Gebäudebrüter sind auf künstliche Nistkästen angewiesen

Barsinghausen. Nein, ganz und gar nicht eklig muss das Reinigen von Mauersegler-Brutkästen sein. Nach den Worten von Naturschützerin Hannelore Owens gelten die Bewohner als saubere Gesellschaft, denn die Insassen verrichten ihre Toilettengänge außerhalb ihrer Behausung – schön für den Vogelnachwuchs und auch für die Reinigungskräfte, die jetzt einmal mehr an den Gebäuden in der Hans-Böckler-Straße und am Langenäcker im Einsatz waren.

Von Erk Bratke

Ortstermin in der Hans-Böckler-Straße 31. Das Wohnungsunternehmen Vonovia hat Großgerät aufbauen lassen. Über einen Steiger mit Liftkorb können Mitarbeiter der Firma FRG Hansa die unter dem Dachvorstand angebrachten Brutkästen erreichen und Rückstände beseitigen. „Die Gebäudebrüter sind auf diese künstlichen Nisthilfen angewiesen“, weiß Hannelore Owens. Die Naturschützerin bemüht sich seit etlichen Jahren um den Brutvögel-Artenschutz. Die Großreinigung der Immobilienfirma bezeichnet sie als vorbildlich.

Nach Aussagen des Naturschutzbundes Deutschland e.V.  (NABU) sei es weiterhin schlecht bestellt um die Brutvögel-Population in Deutschland, insbesondere um die kleineren, häufigeren Arten wie Schwalben, Stare, Sperlinge und eben Mauersegler.
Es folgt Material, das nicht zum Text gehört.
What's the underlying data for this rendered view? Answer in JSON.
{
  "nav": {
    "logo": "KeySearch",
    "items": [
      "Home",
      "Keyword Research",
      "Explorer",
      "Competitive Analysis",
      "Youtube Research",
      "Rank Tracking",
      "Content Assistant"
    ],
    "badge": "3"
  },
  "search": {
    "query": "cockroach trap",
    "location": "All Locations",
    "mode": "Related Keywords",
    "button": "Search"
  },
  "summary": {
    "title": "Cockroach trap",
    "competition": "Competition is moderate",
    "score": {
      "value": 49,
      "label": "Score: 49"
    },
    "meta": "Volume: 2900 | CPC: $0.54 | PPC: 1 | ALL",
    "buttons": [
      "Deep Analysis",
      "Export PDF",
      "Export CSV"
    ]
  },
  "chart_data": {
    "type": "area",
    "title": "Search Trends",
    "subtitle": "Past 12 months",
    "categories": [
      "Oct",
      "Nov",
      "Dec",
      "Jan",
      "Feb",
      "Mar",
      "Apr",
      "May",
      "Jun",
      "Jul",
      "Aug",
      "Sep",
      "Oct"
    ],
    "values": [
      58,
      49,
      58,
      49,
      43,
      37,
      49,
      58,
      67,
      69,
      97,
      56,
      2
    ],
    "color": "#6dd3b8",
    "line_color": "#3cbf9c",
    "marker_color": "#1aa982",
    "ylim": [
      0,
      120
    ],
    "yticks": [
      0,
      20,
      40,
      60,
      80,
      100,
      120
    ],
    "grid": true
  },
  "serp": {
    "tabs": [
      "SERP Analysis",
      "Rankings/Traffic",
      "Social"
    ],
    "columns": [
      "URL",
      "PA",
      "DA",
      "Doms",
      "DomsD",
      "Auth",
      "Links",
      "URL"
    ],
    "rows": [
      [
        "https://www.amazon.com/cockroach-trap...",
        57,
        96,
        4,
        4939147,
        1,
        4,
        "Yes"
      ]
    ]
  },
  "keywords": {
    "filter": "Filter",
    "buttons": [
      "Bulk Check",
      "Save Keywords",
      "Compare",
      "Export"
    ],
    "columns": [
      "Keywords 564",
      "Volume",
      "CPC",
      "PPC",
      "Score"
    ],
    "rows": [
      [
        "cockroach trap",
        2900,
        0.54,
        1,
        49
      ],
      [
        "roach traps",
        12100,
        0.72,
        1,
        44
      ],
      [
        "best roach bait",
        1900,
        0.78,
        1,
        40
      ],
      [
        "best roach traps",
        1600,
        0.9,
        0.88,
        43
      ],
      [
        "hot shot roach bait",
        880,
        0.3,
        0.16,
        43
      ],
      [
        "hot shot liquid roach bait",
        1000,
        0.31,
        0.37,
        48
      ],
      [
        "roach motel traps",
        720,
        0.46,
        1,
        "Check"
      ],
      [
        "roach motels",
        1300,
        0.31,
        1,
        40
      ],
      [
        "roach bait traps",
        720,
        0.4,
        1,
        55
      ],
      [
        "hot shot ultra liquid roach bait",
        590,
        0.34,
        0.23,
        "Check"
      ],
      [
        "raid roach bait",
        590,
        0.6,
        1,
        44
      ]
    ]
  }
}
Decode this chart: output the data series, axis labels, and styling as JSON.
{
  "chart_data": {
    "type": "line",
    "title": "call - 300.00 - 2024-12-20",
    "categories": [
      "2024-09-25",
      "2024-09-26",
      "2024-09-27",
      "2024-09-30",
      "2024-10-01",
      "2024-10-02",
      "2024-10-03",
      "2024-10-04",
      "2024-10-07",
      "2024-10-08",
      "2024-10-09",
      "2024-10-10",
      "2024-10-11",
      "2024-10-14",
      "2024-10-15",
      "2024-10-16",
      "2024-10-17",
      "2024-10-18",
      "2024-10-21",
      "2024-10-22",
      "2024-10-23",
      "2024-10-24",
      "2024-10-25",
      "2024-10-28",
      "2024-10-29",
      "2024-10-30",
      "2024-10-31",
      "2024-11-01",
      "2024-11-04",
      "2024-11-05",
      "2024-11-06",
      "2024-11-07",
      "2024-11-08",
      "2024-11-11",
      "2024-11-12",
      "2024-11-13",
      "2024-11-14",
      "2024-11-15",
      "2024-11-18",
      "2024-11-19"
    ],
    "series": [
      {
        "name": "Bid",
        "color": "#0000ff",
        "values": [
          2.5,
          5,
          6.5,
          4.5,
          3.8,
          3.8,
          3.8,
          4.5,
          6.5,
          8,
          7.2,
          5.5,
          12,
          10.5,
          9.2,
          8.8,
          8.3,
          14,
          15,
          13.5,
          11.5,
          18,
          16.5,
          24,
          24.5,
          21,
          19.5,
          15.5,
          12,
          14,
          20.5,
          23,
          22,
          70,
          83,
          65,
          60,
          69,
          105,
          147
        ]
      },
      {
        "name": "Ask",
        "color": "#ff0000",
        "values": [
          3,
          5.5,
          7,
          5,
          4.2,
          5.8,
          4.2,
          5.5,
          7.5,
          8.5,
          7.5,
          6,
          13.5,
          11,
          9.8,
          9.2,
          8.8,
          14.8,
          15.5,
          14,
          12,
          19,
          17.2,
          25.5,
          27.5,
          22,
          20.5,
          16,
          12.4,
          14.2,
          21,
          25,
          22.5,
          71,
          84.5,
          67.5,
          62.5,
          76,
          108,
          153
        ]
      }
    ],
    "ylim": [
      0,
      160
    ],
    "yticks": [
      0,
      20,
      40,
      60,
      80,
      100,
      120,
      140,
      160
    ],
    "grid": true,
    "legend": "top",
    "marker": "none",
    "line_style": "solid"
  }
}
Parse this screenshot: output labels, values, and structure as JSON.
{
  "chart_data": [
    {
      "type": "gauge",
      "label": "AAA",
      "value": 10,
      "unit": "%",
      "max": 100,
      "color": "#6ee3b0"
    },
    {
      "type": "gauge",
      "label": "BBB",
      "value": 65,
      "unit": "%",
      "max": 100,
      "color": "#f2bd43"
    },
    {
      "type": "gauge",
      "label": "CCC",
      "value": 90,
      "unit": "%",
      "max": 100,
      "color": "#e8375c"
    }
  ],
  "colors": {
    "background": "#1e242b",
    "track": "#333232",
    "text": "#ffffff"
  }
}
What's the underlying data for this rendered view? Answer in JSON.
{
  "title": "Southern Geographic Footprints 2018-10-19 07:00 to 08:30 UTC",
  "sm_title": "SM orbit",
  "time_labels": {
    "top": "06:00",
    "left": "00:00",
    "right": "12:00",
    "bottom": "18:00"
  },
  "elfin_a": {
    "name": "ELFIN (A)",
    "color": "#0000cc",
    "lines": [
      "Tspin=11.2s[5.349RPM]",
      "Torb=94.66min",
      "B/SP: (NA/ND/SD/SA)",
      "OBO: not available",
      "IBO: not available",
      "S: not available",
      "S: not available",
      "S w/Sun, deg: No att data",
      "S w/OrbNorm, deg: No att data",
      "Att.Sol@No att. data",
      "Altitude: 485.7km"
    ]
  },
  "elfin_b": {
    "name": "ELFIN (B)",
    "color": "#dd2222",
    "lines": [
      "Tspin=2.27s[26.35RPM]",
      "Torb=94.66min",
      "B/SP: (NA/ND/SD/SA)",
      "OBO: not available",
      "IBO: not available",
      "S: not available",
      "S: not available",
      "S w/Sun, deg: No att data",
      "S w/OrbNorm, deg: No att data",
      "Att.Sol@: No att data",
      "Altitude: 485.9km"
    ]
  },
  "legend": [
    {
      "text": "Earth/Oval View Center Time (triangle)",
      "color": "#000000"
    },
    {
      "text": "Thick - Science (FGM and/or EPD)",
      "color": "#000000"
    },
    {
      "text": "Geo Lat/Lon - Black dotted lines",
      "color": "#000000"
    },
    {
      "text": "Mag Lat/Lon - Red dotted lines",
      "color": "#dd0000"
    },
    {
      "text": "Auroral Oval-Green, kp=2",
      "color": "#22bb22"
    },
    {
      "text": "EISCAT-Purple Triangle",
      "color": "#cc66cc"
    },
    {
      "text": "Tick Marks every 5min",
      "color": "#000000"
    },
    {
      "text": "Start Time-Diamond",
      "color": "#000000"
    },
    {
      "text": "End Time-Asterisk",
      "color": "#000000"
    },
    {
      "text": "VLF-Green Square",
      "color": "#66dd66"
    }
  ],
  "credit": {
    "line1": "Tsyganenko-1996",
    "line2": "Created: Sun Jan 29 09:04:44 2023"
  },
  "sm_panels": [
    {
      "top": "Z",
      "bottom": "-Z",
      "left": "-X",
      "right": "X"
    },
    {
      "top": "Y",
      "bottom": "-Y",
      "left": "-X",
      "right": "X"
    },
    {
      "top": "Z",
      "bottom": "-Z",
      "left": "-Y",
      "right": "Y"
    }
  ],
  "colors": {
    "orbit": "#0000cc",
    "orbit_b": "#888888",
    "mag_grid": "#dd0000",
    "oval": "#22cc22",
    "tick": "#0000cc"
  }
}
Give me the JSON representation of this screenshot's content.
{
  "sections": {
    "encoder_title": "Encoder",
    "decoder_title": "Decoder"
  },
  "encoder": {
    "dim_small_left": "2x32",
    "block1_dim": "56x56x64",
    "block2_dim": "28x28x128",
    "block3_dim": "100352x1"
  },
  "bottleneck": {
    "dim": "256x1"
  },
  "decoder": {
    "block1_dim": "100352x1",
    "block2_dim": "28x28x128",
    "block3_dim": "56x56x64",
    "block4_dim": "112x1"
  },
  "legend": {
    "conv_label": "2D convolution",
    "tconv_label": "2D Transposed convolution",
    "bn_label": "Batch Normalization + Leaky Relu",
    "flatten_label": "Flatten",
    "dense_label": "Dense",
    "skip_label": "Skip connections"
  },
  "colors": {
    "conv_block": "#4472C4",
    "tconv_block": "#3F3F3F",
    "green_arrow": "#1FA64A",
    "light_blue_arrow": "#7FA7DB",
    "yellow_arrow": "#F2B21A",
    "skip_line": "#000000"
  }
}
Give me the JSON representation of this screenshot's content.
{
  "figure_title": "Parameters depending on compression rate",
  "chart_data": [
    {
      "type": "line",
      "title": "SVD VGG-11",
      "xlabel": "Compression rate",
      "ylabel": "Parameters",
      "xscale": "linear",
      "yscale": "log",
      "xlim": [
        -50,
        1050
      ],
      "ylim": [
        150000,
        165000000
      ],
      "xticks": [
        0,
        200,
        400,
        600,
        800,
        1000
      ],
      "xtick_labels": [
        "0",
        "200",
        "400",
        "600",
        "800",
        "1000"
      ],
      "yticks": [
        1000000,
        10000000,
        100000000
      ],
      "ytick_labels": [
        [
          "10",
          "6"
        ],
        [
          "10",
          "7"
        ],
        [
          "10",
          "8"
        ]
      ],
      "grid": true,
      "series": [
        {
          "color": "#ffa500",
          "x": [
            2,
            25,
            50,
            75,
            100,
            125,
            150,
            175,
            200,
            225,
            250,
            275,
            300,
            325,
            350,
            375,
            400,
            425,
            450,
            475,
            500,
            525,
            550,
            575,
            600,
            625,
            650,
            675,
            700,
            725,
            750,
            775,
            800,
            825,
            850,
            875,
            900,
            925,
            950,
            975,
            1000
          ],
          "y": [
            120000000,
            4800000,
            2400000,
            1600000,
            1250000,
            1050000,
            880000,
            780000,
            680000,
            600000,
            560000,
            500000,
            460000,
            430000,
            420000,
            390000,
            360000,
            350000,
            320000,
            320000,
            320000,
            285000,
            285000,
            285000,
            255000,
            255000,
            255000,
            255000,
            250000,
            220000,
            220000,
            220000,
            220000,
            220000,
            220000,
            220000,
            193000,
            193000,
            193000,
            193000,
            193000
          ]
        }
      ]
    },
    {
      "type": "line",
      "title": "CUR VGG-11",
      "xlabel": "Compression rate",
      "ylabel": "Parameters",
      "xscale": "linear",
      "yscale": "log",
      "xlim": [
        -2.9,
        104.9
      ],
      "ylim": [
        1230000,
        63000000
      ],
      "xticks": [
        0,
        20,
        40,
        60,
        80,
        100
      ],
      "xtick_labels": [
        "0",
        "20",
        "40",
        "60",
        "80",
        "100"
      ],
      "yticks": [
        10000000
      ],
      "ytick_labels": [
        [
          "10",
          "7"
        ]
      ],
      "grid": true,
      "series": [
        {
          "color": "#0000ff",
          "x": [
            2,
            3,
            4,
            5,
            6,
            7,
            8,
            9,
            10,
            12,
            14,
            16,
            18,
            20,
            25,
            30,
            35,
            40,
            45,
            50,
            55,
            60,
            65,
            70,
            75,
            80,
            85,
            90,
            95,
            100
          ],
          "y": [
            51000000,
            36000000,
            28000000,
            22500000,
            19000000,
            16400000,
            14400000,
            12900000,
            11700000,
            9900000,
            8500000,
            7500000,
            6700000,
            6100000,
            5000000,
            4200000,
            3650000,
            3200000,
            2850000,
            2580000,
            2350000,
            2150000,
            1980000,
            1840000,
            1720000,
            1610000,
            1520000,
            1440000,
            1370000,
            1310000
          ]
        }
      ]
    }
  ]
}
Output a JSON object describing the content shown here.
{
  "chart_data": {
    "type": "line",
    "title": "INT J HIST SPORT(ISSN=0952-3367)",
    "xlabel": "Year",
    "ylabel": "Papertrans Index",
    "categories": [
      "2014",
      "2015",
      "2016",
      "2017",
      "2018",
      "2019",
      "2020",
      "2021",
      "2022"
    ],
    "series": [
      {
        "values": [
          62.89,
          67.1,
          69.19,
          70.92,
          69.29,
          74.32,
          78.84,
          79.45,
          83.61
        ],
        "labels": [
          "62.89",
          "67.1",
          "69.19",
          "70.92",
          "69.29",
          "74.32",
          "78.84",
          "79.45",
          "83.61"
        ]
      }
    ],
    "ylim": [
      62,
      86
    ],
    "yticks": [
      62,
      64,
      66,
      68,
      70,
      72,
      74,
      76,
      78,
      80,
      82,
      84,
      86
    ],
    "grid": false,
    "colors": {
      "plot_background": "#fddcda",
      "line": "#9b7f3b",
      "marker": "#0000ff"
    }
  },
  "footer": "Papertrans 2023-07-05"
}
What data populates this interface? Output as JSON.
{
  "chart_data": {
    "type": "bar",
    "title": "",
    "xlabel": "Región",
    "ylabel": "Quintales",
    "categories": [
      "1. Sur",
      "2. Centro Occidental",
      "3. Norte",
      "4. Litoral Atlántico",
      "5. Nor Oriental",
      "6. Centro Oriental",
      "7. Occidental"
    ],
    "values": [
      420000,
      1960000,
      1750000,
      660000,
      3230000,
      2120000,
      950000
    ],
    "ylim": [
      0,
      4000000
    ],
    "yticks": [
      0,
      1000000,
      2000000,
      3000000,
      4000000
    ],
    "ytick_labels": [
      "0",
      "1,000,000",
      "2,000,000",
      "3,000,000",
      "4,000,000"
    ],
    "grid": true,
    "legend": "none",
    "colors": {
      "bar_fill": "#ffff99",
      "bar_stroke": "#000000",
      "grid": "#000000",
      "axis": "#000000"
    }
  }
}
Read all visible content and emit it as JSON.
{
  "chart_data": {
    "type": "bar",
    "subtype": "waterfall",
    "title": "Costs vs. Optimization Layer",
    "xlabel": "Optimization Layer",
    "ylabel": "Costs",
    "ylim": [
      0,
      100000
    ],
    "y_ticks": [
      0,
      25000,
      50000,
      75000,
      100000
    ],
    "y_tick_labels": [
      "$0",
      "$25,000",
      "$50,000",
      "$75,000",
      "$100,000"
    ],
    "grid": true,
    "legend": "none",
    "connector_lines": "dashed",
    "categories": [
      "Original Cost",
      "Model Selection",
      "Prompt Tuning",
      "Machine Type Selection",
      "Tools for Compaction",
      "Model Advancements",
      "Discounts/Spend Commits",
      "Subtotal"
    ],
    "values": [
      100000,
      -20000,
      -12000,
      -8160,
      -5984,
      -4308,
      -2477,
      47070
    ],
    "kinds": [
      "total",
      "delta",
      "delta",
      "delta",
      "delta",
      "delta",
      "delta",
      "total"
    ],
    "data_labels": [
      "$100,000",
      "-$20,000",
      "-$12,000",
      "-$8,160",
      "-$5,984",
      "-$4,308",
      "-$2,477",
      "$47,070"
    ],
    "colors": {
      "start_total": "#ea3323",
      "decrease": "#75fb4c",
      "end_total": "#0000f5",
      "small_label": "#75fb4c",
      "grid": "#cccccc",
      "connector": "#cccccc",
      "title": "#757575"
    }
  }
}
Owens: „Damit ist und bleibt der Gebäudebrüterschutz, insbesondere vor dem Hintergrund der Gebäudesanierungen, eines der wichtigsten Themen auf dem Gebiet des Artenschutzes in unserer Region.“

Die Immobilienfirma Vonovia (vormals Deutsche Annington) verfügt im genannten Barsinghäuser Wohnbereich über mehrere Gebäude mit insgesamt 387 Wohnungen. Am Langenäcker und in der Hans-Böckler-Straße sind fast 30 Nistkästen angebracht – und dies schon seit 2009. Ein Jahr zuvor waren weitreichende Gebäudesanierungen vorgenommen worden, unter anderem am Dachstuhl. Die dabei vorgefundenen natürlichen Niststellen wurden durch künstliche Kästen ersetzt und seitdem durch regelmäßige Säuberungen in Schuss gehalten.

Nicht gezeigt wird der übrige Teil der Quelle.